Taiwo Oluwadare, Ibadan
The National Horticultural Research Institute (NIHORT), Ibadan, Oyo State, penultimate week trained unemployed youths on production of tomato and telfairia otherwise known as Ugwu as a way to enhance their self-reliance and economic development in the country.
At the three-day training held at the institute’s hall, Idi-Ishin, Jericho Reservation Area, Ibadan, chairman of the institute’s Governing Board, Major General Garba Mohammed (retd), said, “tomato and telfairia are important economic and food security crops capable of improving livelihood and employment generation.
“To achieve sustainable economic empowerment in the commodity value chains, it becomes crucial to build capacity of stakeholders. Capacity building is necessary to equip stakeholders with skills and competencies necessary in horticultural value chains to ensure sustainable agricultural development, improved income and economic empowerment.” He was represented by a board member, Musa Lawal.
NIHORT Executive Director, Dr. Abayomi Olaniyan, said: “Tomato is one of the most important and major vegetables in the country, a valuable raw material in processing products such as juice, puree, paste, ketchup/sauce, dry slices, powder and canned or bottle whole. It is widely cultivated due to the economic and nutritional importance of the crop. It is a profitable horticultural crop that provides income to farmers and agents involved in its production and marketing.
“Tomato production of Nigeria is still short of what is demanded. Production figure for fresh tomatoes is about 1.8million tonnes while the annual demand is 2.3million tonnes. Tomato nursery management is important for future development of the commodity value chain.

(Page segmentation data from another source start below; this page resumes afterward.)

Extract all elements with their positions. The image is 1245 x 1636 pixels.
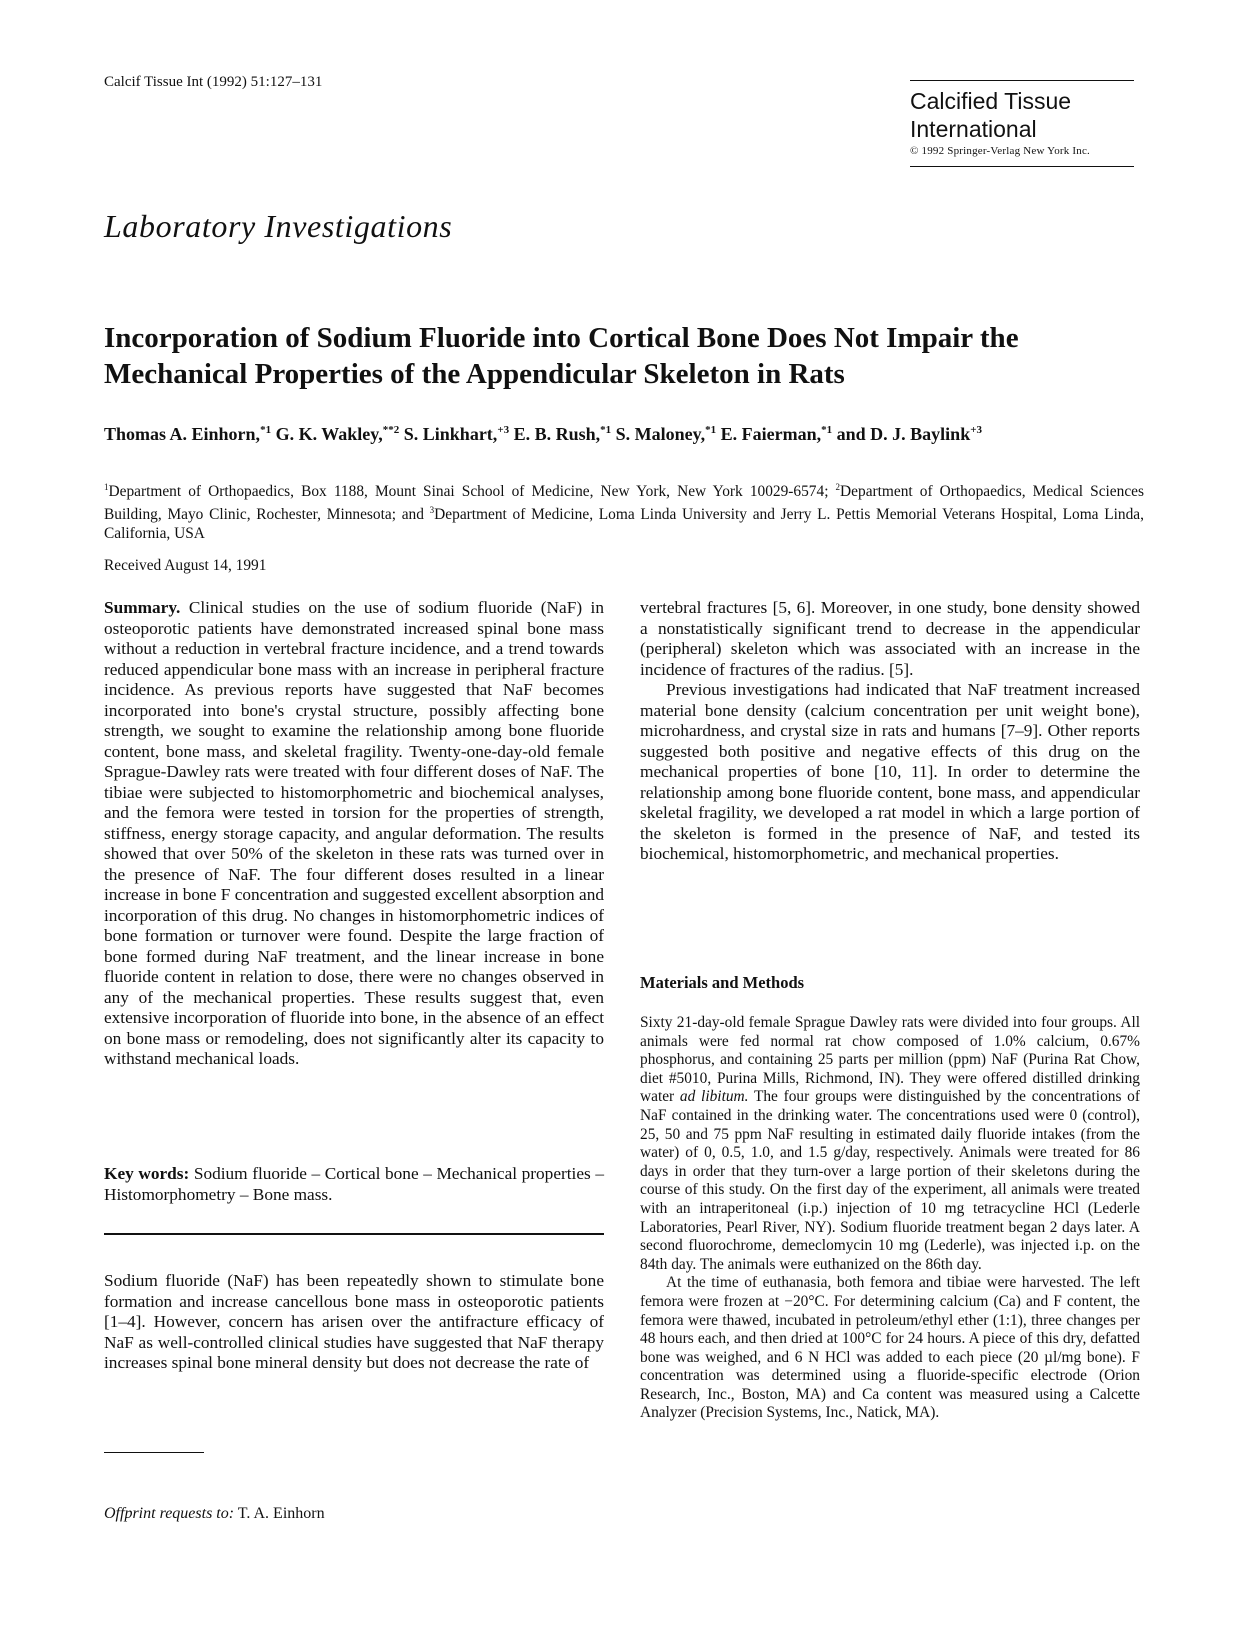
author-mark: +3: [970, 424, 982, 436]
author-name: E. Faierman,: [720, 424, 822, 444]
methods-paragraph-2: At the time of euthanasia, both femora and tibiae were harvested. The left femora were frozen at −20°C. For determining calcium (Ca) and F content, the femora were thawed, incubated in petroleum/ethyl ether (1:1), three changes per 48 hours each, and then dried at 100°C for 24 hours. A piece of this dry, defatted bone was weighed, and 6 N HCl was added to each piece (20 µl/mg bone). F concentration was determined using a fluoride-specific electrode (Orion Research, Inc., Boston, MA) and Ca content was measured using a Calcette Analyzer (Precision Systems, Inc., Natick, MA).: [640, 1274, 1140, 1422]
section-divider: [104, 1233, 604, 1235]
right-paragraph-2: Previous investigations had indicated that NaF treatment increased material bone density (calcium concentration per unit weight bone), microhardness, and crystal size in rats and humans [7–9]. Other reports suggested both positive and negative effects of this drug on the mechanical properties of bone [10, 11]. In order to determine the relationship among bone fluoride content, bone mass, and appendicular skeletal fragility, we developed a rat model in which a large portion of the skeleton is formed in the presence of NaF, and tested its biochemical, histomorphometric, and mechanical properties.: [640, 680, 1140, 863]
offprint-label: Offprint requests to:: [104, 1505, 235, 1522]
methods-text: [640, 1014, 1140, 1423]
intro-paragraph: [104, 1271, 604, 1374]
author-mark: *1: [821, 424, 833, 436]
methods-p1-part-a: Sixty 21-day-old female Sprague Dawley rats were divided into four groups. All animals were fed normal rat chow composed of 1.0% calcium, 0.67% phosphorus, and containing 25 parts per million (ppm) NaF (Purina Rat Chow, diet #5010, Purina Mills, Richmond, IN). They were offered distilled drinking water: [640, 1014, 1140, 1106]
journal-name-line1: Calcified Tissue: [910, 88, 1072, 114]
author-mark: **2: [382, 424, 400, 436]
author-name: E. B. Rush,: [513, 424, 601, 444]
summary-block: [104, 598, 604, 1070]
author-name: S. Maloney,: [615, 424, 706, 444]
intro-text: Sodium fluoride (NaF) has been repeatedly shown to stimulate bone formation and increase cancellous bone mass in osteoporotic patients [1–4]. However, concern has arisen over the antifracture efficacy of NaF as well-controlled clinical studies have suggested that NaF therapy increases spinal bone mineral density but does not decrease the rate of: [104, 1271, 604, 1372]
methods-p1-part-b: The four groups were distinguished by the concentrations of NaF contained in the drinking water. The concentrations used were 0 (control), 25, 50 and 75 ppm NaF resulting in estimated daily fluoride intakes (from the water) of 0, 0.5, 1.0, and 1.5 g/day, respectively. Animals were treated for 86 days in order that they turn-over a large portion of their skeletons during the course of this study. On the first day of the experiment, all animals were treated with an intraperitoneal (i.p.) injection of 10 mg tetracycline HCl (Lederle Laboratories, Pearl River, NY). Sodium fluoride treatment began 2 days later. A second fluorochrome, demeclomycin 10 mg (Lederle), was injected i.p. on the 84th day. The animals were euthanized on the 86th day.: [640, 1088, 1140, 1273]
journal-name-line2: International: [910, 116, 1037, 142]
copyright-notice: © 1992 Springer-Verlag New York Inc.: [910, 145, 1091, 157]
methods-p1-italic: ad libitum.: [679, 1088, 749, 1106]
keywords-label: Key words:: [104, 1164, 190, 1183]
affiliation-mark: 3: [429, 505, 435, 516]
affiliation-1: Department of Orthopaedics, Box 1188, Mount Sinai School of Medicine, New York, New York 10029-6574;: [108, 483, 836, 501]
journal-masthead: [910, 80, 1134, 167]
offprint-name: T. A. Einhorn: [237, 1505, 325, 1522]
footnote-divider: [104, 1452, 204, 1453]
author-name: and D. J. Baylink: [836, 424, 971, 444]
affiliation-mark: 1: [104, 482, 109, 492]
summary-label: Summary.: [104, 598, 181, 617]
author-list: [104, 418, 1144, 446]
author-mark: +3: [497, 424, 510, 436]
author-name: S. Linkhart,: [403, 424, 498, 444]
right-column-text: [640, 598, 1140, 865]
offprint-footnote: [104, 1505, 325, 1523]
keywords-text: Sodium fluoride – Cortical bone – Mechanical properties – Histomorphometry – Bone mass.: [104, 1164, 604, 1204]
received-date: Received August 14, 1991: [104, 557, 267, 574]
author-name: G. K. Wakley,: [275, 424, 383, 444]
summary-text: Clinical studies on the use of sodium fluoride (NaF) in osteoporotic patients have demonstrated increased spinal bone mass without a reduction in vertebral fracture incidence, and a trend towards reduced appendicular bone mass with an increase in peripheral fracture incidence. As previous reports have suggested that NaF becomes incorporated into bone's crystal structure, possibly affecting bone strength, we sought to examine the relationship among bone fluoride content, bone mass, and skeletal fragility. Twenty-one-day-old female Sprague-Dawley rats were treated with four different doses of NaF. The tibiae were subjected to histomorphometric and biochemical analyses, and the femora were tested in torsion for the properties of strength, stiffness, energy storage capacity, and angular deformation. The results showed that over 50% of the skeleton in these rats was turned over in the presence of NaF. The four different doses resulted in a linear increase in bone F concentration and suggested excellent absorption and incorporation of this drug. No changes in histomorphometric indices of bone formation or turnover were found. Despite the large fraction of bone formed during NaF treatment, and the linear increase in bone fluoride content in relation to dose, there were no changes observed in any of the mechanical properties. These results suggest that, even extensive incorporation of fluoride into bone, in the absence of an effect on bone mass or remodeling, does not significantly alter its capacity to withstand mechanical loads.: [104, 598, 604, 1068]
author-name: Thomas A. Einhorn,: [104, 424, 261, 444]
section-heading: Laboratory Investigations: [104, 208, 453, 244]
author-mark: *1: [260, 424, 272, 436]
methods-heading: Materials and Methods: [640, 973, 805, 992]
article-title: Incorporation of Sodium Fluoride into Cortical Bone Does Not Impair the Mechanical Properties of the Appendicular Skeleton in Rats: [104, 322, 1019, 390]
keywords-block: [104, 1164, 604, 1205]
author-mark: *1: [600, 424, 612, 436]
author-mark: *1: [705, 424, 717, 436]
journal-citation: Calcif Tissue Int (1992) 51:127–131: [104, 74, 323, 90]
right-paragraph-1: vertebral fractures [5, 6]. Moreover, in one study, bone density showed a nonstatistically significant trend to decrease in the appendicular (peripheral) skeleton which was associated with an increase in the incidence of fractures of the radius. [5].: [640, 598, 1140, 679]
methods-paragraph-1: [640, 1014, 1140, 1274]
affiliation-3: Department of Medicine, Loma Linda University and Jerry L. Pettis Memorial Veterans Hospital, Loma Linda, California, USA: [104, 506, 1144, 543]
affiliation-2: Department of Orthopaedics, Medical Sciences Building, Mayo Clinic, Rochester, Minnesota; and: [104, 483, 1144, 524]
affiliation-mark: 2: [835, 482, 841, 492]
affiliations: [104, 478, 1144, 543]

“The nursery is a basic need and a prerequisite for producing quality seedlings. Putting efforts on quality seedling production offers scope for sustainable tomato production. Nursery provides employment opportunities for technical, skilled, semi-skilled and unskilled labour.
“Also, there is need to process tomato in order to reduce seasonal glut and inconsistent year round supply. Processing tomato will go a long way in reducing quantity of tomato imported into the country most especially the lean season of tomato supply.
“Telfairia is in high demand and widely consumed in Nigeria. The leaf is of high nutritional, medicinal and industrial values, rich in protein, fat, mineral and vitamins. The seed is high in amino acids and can be compared with soya bean meal. The seed also contains about 30 percent protein and a high percentage of a non-drying oil.
“The high oil content of the seeds makes it a potential source of raw material for vegetable oil industry in Nigeria. However, telfairia production both leaf and seed is short supplied because of lack of knowledge in good agricultural practices, but this training will fill the gap.”
One of the resource persons, Joel Akingbile Akinfaseyin, a vegetable agronomist with NIHORT, hinted that Nigeria “is crop and agricultural based and as a result, unemployed youths can make money through agriculture, especially vegetable production.
“There are diverse areas people can gainful engage and make money in telfairia production. You can specialise on fruit or seed production and you can begin to make money. Today, people bring telfairia seed from Calabar to Lagos. There is a market in Oyingbo in Lagos that is purely base on telfairia seed sales.
“You can make your living on this. Also, you can focus on nursery technique of telfairia, which is raising seedlings for people and selling them. Somebody came to me about two years ago saying, can I raise about 5000 seedlings telfairia for him? I said yes and I raised one for N50. Today, a seedling of telfairia is N100.
“And what does it require to raise it? You can use pure water bags, open floor or tray- gather them together, irrigate them and within two weeks, they are ready for sales. But it is advisable not to grow seedlings if you don’t have buyers because very soon, they will over-grow if there is no market.
“Therefore, you must know your market before you go and produce, even at every stage of its production, your must know your market.”